Tuesday, April 30, 2013

EPA Slashes By 20% Fugitive Methane Emissions of Gas Production: What It Does And Does Not Mean

The EPA continues to gather data on the life-cycle emissions of natural gas and its latest update slashes by 20% its methane emission number for natural gas production.  EPA's April 2013 decrease followed an upward adjustment in 2011.  Even prior to this new number for fugitive methane emissions, 6 papers had found that gas emits about 50% less carbon than coal when both are used to generate electricity. The 2013 EPA fugitive methane emissions number will increase further the carbon benefits of gas over coal.

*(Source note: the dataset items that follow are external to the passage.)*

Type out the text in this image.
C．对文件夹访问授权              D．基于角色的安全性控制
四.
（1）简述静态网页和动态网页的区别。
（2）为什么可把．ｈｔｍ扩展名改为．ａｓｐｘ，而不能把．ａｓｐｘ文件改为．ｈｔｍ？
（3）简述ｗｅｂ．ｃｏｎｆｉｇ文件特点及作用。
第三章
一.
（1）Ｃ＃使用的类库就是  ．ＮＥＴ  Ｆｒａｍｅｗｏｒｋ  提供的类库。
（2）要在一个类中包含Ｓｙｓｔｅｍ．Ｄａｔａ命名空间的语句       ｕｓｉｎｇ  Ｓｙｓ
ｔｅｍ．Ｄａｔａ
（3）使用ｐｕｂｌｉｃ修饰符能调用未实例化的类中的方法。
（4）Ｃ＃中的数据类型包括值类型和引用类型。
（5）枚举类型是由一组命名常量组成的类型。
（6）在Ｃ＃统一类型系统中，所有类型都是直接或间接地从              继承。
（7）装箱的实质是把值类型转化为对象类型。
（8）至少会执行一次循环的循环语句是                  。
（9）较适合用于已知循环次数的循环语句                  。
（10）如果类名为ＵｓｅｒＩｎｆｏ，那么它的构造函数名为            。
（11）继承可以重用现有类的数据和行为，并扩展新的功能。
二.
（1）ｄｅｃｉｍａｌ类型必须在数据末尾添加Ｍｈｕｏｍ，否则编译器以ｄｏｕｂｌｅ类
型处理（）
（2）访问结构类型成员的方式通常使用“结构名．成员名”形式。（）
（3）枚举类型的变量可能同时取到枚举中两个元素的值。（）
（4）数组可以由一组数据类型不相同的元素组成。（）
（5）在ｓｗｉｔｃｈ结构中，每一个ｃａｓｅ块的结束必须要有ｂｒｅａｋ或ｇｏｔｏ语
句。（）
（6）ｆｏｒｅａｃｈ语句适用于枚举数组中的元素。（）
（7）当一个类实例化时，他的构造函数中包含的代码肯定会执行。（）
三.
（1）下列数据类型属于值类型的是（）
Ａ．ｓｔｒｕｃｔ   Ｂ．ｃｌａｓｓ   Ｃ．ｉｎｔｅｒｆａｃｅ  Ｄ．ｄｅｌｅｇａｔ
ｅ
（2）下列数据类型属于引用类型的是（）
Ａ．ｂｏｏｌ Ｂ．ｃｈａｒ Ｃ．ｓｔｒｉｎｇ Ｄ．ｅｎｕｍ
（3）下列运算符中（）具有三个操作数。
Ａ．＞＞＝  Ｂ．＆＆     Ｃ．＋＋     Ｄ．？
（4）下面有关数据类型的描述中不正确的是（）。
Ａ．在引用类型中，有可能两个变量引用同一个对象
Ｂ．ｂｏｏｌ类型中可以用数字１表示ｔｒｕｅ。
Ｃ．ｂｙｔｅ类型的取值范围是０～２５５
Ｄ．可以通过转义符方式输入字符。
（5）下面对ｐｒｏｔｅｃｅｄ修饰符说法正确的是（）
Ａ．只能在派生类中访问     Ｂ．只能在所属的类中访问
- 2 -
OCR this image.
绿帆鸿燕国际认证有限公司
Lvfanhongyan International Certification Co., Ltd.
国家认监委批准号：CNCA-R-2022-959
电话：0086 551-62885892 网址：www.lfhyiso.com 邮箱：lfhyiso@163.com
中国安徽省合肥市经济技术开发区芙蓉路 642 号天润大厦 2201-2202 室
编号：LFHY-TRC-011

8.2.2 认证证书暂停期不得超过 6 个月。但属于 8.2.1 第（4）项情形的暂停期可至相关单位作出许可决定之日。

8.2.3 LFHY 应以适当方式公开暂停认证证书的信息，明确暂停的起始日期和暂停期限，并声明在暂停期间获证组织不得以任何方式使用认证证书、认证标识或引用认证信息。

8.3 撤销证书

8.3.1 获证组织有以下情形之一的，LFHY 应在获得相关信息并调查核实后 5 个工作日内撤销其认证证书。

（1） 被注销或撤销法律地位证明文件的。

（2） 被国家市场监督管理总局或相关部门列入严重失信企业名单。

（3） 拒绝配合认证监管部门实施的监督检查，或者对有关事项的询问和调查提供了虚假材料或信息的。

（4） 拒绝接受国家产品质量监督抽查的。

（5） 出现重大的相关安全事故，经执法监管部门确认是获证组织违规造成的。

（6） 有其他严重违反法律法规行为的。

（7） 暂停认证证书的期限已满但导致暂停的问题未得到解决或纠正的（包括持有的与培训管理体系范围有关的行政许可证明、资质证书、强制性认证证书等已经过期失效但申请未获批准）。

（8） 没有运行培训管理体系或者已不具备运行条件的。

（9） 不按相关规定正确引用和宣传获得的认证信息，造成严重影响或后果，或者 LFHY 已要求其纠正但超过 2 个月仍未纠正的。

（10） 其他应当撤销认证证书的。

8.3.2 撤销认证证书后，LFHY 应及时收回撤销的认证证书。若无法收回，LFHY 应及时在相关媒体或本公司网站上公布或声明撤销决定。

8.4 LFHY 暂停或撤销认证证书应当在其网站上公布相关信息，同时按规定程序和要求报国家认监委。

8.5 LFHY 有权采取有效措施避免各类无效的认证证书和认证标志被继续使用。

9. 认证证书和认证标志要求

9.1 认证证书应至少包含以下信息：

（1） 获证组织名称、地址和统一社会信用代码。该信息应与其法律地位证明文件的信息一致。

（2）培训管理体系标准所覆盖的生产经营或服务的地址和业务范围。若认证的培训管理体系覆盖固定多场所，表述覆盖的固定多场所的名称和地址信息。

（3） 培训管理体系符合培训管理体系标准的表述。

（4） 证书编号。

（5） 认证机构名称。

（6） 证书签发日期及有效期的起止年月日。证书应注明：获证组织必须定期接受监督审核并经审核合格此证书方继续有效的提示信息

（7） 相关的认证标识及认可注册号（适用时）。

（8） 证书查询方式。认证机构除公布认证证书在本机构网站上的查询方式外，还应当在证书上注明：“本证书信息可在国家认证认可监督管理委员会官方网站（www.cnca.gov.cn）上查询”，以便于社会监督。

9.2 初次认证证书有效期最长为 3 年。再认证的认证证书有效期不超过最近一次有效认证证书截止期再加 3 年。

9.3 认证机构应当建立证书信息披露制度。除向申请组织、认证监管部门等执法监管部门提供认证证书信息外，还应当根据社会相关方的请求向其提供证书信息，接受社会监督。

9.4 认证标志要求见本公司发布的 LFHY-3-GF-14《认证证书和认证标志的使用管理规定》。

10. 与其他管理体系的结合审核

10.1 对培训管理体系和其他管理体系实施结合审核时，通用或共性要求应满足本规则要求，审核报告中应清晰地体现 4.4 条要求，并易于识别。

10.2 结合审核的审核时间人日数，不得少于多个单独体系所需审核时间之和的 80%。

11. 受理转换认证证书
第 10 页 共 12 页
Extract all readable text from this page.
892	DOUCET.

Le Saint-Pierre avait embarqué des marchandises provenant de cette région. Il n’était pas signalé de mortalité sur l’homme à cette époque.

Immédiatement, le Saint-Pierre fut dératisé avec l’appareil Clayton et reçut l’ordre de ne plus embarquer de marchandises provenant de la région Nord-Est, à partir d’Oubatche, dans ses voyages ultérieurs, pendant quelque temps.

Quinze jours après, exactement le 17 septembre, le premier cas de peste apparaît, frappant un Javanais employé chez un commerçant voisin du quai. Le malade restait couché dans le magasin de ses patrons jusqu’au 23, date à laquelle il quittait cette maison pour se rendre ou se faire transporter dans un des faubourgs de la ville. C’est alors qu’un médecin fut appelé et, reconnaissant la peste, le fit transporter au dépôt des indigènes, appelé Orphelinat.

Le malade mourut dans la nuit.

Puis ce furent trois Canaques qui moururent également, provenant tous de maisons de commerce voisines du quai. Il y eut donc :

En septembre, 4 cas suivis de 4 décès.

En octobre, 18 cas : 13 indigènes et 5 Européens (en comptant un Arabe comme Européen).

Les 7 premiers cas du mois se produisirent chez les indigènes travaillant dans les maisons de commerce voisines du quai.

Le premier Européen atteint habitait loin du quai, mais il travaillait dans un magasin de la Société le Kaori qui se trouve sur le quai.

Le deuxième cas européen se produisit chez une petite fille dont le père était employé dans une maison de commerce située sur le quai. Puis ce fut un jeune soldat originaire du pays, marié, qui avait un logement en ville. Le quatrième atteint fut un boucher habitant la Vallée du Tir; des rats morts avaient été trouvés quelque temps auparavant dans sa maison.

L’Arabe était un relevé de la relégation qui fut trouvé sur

Moreover, there is no argument that gas emits less soot, mercury, lead, arsenic, sulfur dioxide, and nitrogen oxide--all pollutants that sicken and cause premature deaths--than coal.  The EPA new data focuses on the discussion about global warming impacts of gas versus coal and that alone.

As Kevin Begos of the AP reports in the linked to story, Professor Howarth, who authored the single paper contending shale gas emits as much or more carbon than coal, did not welcome EPA's 2013 fugitive gas number.  While there will be continuing data wars about the methane emission rate, perhaps we could all agree that reducing methane emissions from gas production can and must be done.  Indeed, the focus on methane fugitive emissions has almost certainly played a useful role in tightening regulation and in motivating more drilling companies to put resources and attention into cutting emissions through better maintenance, practices, and technology.

Such greater attention does lead to actual cuts in fugitive methane emissions.  Fugitive methane emissions, therefore, are likely declining now in the USA, and future EPA measures of fugitive methane emissions probably will go down again.  That is almost certain once the EPA green completion rule takes full affect in the next two years, as that rule can slash methane emissions during the well completion process by 90%.

Regulators and the gas industry itself should recognize by now that fugitive methane emissions from gas production could be the most important environmental impact associated with natural gas production.  Across the board, gas must cut its environmental footprint, but its carbon impact will be decisive to the climate and to its marketplace and political acceptance.


  1. We would like to see gas companies volunteer now to reduce emissions. We know they have the technology just not the will. Anything and everything that will save some quality of life for the residents of the gasfields should be on the table now.

    1. Amen, but why ask them to volunteer. Why isn't PaDEP and/or USEPA making them do it? I know the O&G lobby contributes tremendous amounts to the political campaigns of our leaders. If that is the reason, we need to break that unsustainable chain of co-dependence.